A block of three consecutive $b$s and a block of three consecutive $c$s: We have five objects to arrange: $a, a, bbb, ccc, c$. Choose two of the five positions for the $a$s, one of the remaining three positions for the block of $b$s, one of the remaining two positions for the block of $c$s, and fill the remaining position with the remaining $c$. There are $$\binom{5}{2, 1, 1, 1}$$ such arrangements. It looks like you counted this case twice in $S_2$, so you added too much to your answer.

A block of four consecutive $c$s: We have six objects to arrange: $a, a, b, b, b, cccc$. Choose two of the six positions for the $a$s, three of the remaining five positions for the $b$s, and fill the remaining position with the block of $c$s, which can be done in $$\binom{6}{2, 3, 1}$$ ways.

Three blocks, each containing three consecutive identical letters: For this to occur, we must have three consecutive $b$s and four consecutive $c$s. Hence, we have four objects to arrange: $a, a, bbb, cccc$. Choose two of the four positions for the $b$s, one of the remaining two positions for the block of $b$s, and then fill the remaining position with the block of $c$s. There are $$\binom{4}{2, 1, 1}$$ such arrangements.

By the Inclusion-Exclusion Principle, the number of arrangements of $a, a, b, b, b, c, c, c, c$ in which no block of three consecutive identical letters appears is $$\binom{9}{2, 3, 4} - \binom{7}{2, 1, 4} - \binom{7}{2, 3, 1, 1} + \binom{5}{2, 1, 1, 1} - \binom{6}{2, 3, 1} + \binom{4}{2, 1, 1}$$

What mistakes did you make?

All of your counts match mine except a block of three consecutive $c$s, which you subtracted twice, and a block of three consecutive $b$s and three consecutive $c$s, which you added twice.
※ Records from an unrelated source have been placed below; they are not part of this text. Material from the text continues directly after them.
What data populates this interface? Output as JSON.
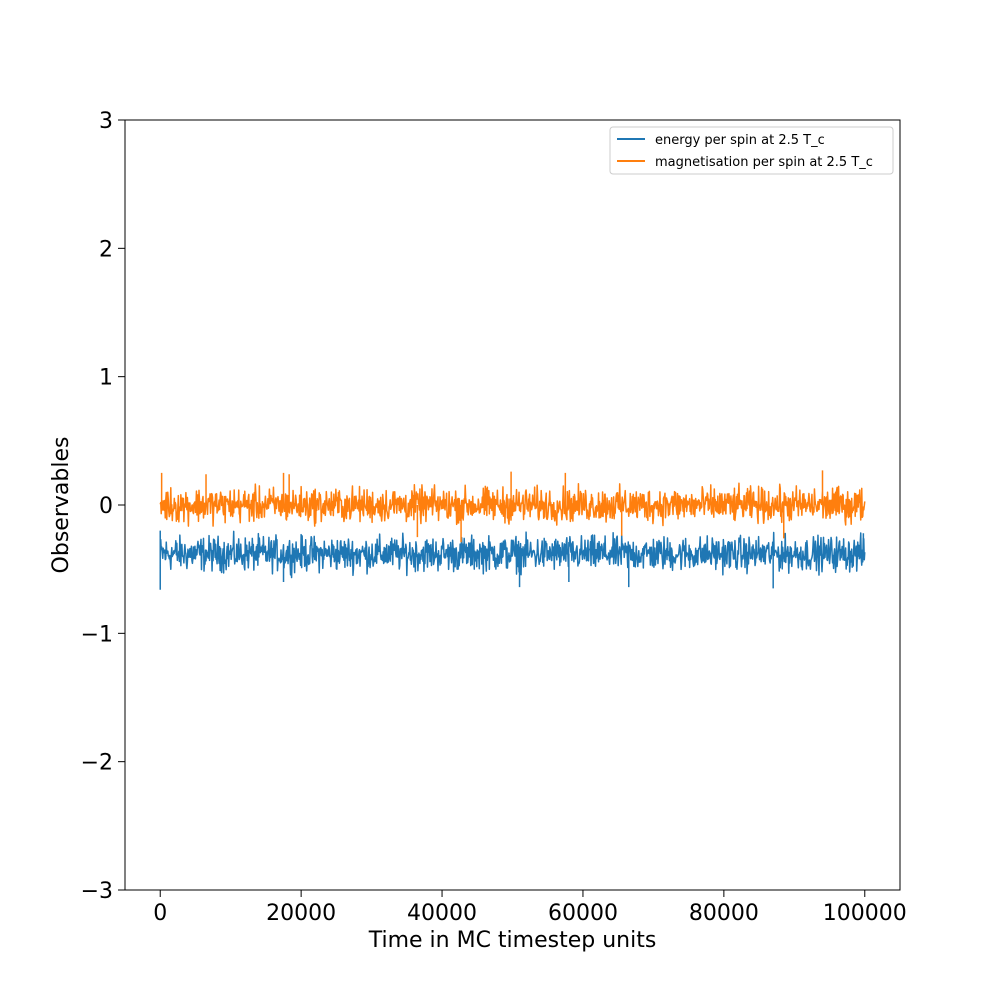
{
  "chart_data": {
    "type": "line",
    "title": "",
    "xlabel": "Time in MC timestep units",
    "ylabel": "Observables",
    "xlim": [
      -5000,
      105000
    ],
    "ylim": [
      -3,
      3
    ],
    "xticks": [
      0,
      20000,
      40000,
      60000,
      80000,
      100000
    ],
    "xtick_labels": [
      "0",
      "20000",
      "40000",
      "60000",
      "80000",
      "100000"
    ],
    "yticks": [
      -3,
      -2,
      -1,
      0,
      1,
      2,
      3
    ],
    "ytick_labels": [
      "−3",
      "−2",
      "−1",
      "0",
      "1",
      "2",
      "3"
    ],
    "grid": false,
    "legend_position": "top-right",
    "x_range": [
      0,
      100000
    ],
    "series": [
      {
        "name": "energy per spin at 2.5 T_c",
        "color": "#1f77b4",
        "mean": -0.38,
        "band": [
          -0.55,
          -0.21
        ],
        "spikes": [
          [
            0,
            -0.66
          ],
          [
            0,
            -0.2
          ],
          [
            17500,
            -0.6
          ],
          [
            43000,
            -0.3
          ],
          [
            51000,
            -0.64
          ],
          [
            58000,
            -0.6
          ],
          [
            66500,
            -0.64
          ],
          [
            78500,
            -0.3
          ],
          [
            87000,
            -0.65
          ],
          [
            99800,
            -0.22
          ]
        ]
      },
      {
        "name": "magnetisation per spin at 2.5 T_c",
        "color": "#ff7f0e",
        "mean": 0.0,
        "band": [
          -0.17,
          0.17
        ],
        "spikes": [
          [
            200,
            0.25
          ],
          [
            6500,
            0.24
          ],
          [
            17500,
            0.25
          ],
          [
            18300,
            0.24
          ],
          [
            36500,
            -0.25
          ],
          [
            42700,
            -0.29
          ],
          [
            49800,
            0.26
          ],
          [
            57500,
            0.25
          ],
          [
            65500,
            -0.24
          ],
          [
            94000,
            0.27
          ],
          [
            88500,
            -0.26
          ]
        ]
      }
    ]
  }
}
When you have four $c$s and three of them are consecutive, you must treat the four $c$s as two objects: $ccc$ and $c$. The two objects may or may not be adjacent. If they are adjacent, they form two blocks of three consecutive $c$s: $\color{red}{ccc}c$ and $c\color{red}{ccc}$.
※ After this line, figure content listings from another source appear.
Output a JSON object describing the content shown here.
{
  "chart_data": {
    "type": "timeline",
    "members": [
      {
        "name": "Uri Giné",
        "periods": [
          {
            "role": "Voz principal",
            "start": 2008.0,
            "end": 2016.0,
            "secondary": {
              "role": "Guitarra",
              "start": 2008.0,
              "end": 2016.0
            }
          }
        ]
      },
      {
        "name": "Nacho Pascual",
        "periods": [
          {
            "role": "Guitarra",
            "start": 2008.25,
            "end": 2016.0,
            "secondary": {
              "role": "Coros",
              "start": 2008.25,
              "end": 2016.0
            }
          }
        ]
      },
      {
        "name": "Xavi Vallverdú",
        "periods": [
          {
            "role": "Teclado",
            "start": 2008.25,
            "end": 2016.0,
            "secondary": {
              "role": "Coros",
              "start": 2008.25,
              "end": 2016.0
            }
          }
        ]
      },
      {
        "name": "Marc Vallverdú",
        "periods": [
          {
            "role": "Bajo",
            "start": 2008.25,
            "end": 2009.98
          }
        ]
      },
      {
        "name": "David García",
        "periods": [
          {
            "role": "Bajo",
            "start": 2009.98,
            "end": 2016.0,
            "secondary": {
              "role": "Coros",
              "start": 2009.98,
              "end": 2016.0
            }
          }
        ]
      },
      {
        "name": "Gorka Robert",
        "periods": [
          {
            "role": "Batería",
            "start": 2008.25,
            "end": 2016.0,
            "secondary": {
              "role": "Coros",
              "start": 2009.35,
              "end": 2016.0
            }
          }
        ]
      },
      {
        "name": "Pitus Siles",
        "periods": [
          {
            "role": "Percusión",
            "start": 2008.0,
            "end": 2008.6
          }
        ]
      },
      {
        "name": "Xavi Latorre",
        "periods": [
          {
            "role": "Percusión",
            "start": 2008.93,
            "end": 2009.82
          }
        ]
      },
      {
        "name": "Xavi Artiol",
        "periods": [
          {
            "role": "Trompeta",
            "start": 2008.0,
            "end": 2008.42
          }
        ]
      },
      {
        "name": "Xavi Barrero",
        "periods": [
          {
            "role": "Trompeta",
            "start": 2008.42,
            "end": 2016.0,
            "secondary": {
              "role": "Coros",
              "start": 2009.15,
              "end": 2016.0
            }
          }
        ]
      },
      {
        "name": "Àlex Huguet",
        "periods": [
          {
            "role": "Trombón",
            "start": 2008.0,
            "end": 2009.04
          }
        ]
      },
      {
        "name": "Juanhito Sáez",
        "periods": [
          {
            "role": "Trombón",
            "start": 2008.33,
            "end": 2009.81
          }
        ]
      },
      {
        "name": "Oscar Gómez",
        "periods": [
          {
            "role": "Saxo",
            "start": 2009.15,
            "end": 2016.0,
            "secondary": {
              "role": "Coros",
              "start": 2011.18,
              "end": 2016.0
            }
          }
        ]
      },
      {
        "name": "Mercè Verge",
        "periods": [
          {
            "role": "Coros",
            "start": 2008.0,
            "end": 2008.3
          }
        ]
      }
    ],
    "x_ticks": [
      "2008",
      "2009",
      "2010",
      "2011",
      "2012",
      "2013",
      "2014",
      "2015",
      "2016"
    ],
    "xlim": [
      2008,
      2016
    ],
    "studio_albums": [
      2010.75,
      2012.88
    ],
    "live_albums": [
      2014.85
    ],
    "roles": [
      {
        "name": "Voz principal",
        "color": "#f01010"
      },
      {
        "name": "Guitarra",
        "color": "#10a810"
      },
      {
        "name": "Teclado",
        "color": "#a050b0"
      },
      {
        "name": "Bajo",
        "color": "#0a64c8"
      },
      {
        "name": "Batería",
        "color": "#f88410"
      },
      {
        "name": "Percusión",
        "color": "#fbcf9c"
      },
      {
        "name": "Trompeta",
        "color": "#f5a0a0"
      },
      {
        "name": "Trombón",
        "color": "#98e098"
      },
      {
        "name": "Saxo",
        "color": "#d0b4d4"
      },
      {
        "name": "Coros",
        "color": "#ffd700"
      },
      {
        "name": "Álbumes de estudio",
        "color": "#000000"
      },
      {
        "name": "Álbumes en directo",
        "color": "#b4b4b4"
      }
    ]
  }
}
How many permutations of $a, a, b, b, b, c, c, c, c$ are there such no that two consecutive letters are the same.

When you attempt this question, keep in mind that three consecutive $b$s count as two pairs of adjacent $b$s, three consecutive $c$s count as two pairs of consecutive $c$s, four consecutive $c$s count as three pairs of consecutive $c$s, and that you can also have two disjoint pairs of adjacent $c$s, which may or may not be adjacent.

You may want to reread my answer to the linked question before you attempt this question.